Для обнесенного стеной, неспособного расширяться Берлина 60-х, 70-х и 80-х годов здесь поразительно много парков и зеленых аллей. Поскольку выстроен он на почти идеальной равнине, город был (и до сих пор остается) идеальным местом для езды на велосипеде, хотя зимы здесь бывают дико холодными из-за летящих с севера ветров. Здесь проходит замечательный фестиваль кино, где часто можно увидеть фильмы тех стран Востока, о кинематографии которых Запад не имеет никакого понятия. Однажды я посмотрел чудесный турецкий фильм, в котором признанный театральный режиссер решает немного подзаработать съемками в ролике, рекламирующем шампунь, но в итоге «застревает» в воображаемом мире, населенном персонажами рекламы. Его новая семья знает его только как персонажа ролика: окружающие отлично понимают, например, чем этот персонаж зарабатывает себе на жизнь, а сам он, актер, лишь теряется в догадках. Немного побарахтавшись, он смиряется со своим положением и пытается вписаться в эту новую для него жизнь.
Заключенный № 7
Когда Рудольф Гесс, последний нацистский преступник, содержавшийся в тюрьме Шпандау, умер, по всей видимости удавившись электрическим проводом, все это здание в западной части города было, по рассказам очевидцев, разобрано кирпич за кирпичом. Погрузив все на грузовики, британцы (которые несли ответственность за сектор, где располагалась тюрьма) ночью вывезли кирпичи куда-то, где размололи в пыль, которую затем вышвырнули в море.
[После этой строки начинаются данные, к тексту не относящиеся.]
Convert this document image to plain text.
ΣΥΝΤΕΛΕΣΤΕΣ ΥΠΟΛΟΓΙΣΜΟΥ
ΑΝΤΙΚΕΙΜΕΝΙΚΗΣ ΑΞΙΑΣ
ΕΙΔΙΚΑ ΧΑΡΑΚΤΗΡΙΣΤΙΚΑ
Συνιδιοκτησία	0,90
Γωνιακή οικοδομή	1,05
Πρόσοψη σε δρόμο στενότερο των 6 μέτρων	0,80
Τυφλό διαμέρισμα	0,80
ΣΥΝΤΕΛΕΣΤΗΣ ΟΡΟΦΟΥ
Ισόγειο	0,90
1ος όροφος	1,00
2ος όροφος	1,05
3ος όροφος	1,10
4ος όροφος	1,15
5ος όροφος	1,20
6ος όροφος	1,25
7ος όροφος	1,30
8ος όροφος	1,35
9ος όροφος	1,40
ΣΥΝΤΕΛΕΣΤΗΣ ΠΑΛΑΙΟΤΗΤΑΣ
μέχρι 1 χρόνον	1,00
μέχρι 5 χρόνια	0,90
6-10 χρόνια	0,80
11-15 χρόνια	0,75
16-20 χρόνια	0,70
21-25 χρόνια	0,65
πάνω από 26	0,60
Будто тюрьма — или кирпичи, из которых она была сложена, — могла послужить местом паломничества неонацистов, останься она на прежнем месте. Неужели кому-то пришло в голову, что радикалы попытаются проникнуться «энергетикой» Гесса, натирая ладони какими-то камнями? В любом случае, вечером тюрьма стояла — а наутро ее и след простыл, остался только небольшой песчаный карьер.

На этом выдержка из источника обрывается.